Le pitch : Lee Gates est une personnalité influente de la télévision et un gourou de la finance à Wall Street. Les choses se gâtent lorsque Kyle, un spectateur ayant perdu tout son argent en suivant les conseils de Gates, décide de le prendre en otage pendant son émission, devant des millions de téléspectateurs…

Cela fait un moment que Jodie Foster se fait discrète au cinéma, aussi bien devant que derrière la caméra. En 2011, elle participait à un quatuor de choc dans le huis-clos hystéro de Roman Polanski, Carnage, et son dernier long-métrage, Le Complexe du Castor, sorti la même année n’avait pas vraiment enthousiasmé les foules (d’ailleurs, je l’ai gentiment boycotté, Mel Gibson oblige).
Après avoir réalisé quelques épisodes de séries, Orange Is The New Black et House Of Cards, Jodie Foster est de retour avec un nouveau film, présenté hors compétition au Festival de Cannes 2016. Money Monster est un thriller certes un peu daté, mais efficace et prenant, dans lequel la réalisatrice dénonce avec décontraction la sur-complication des affaires financières et le pouvoir des médias qui persistent à relayer de l’information pré-mâchée sans réel travail d’investigation préalable.

Si certains reprochent l’approche peu moderne de Jodie Foster, personnellement je trouve que c’est son meilleur atout. Récemment, nous avons eu pas mal de films tentant de démêler les affres de Wall Street, de ses secrets à ses machinations, et chaque film tentait de compenser le fait que le milieu de la finance est bien trop compliqué pour les gens lambdas par beaucoup de démonstrations de styles, d’esbroufe et des sous-intrigues sous acide. Cependant, si Martin Scorsese s’en est tiré haut la main avec le fabuleux Loup de Wall Street, ce n’est pas le cas du film The Big Short qui, malgré ses nombreuses nominations et récompenses l’année dernière, brasse bien plus de vide qu’il n’y parait (mais bon, Margot Robbie fait une apparition dans un jacuzzi, alors…).

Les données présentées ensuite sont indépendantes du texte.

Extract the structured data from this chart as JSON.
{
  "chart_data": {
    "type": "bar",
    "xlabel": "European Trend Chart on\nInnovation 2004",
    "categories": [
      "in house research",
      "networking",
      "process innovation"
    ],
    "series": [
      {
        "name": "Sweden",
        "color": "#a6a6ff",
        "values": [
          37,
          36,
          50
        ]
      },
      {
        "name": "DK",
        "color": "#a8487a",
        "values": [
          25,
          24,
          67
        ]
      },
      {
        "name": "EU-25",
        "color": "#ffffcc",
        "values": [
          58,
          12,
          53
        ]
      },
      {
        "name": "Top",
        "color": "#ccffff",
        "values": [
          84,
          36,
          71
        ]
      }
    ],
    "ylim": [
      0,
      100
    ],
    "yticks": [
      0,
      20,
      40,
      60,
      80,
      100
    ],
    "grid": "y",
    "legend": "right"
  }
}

Money Monster est un joli retour aux sources avec son coté old school, en transposant son histoire sur le plateau d’une émission télé, à travers un de ces shows typiquement américains et kitschs qui observent le cours de la bourse en pétant régulièrement un plomb à coups de battes en mousse sur des legos. Que l’on connaisse ou non ce genre d’émission, ce contexte plutôt fun allège une trame haletante dans laquelle une tension sourde prend aux tripes tout au long du film. Dès le début, le film de Jodie Foster impose une cadence rythmée et maîtrisée au plan près, créant un ensemble très dynamique où on ne s’ennuie jamais. Du coup, la mise en place et la présentation des personnages fonctionnent déjà, bien avant que le preneur d’otage entre en scène. L’ensemble est étonnament digeste et plaisant, offrant un mélange parfait de suspens et humour, contrastant avec la détresse des personnages qui oscillent entre la peur de mourir pour les uns et le désespoir explosif pour les autres.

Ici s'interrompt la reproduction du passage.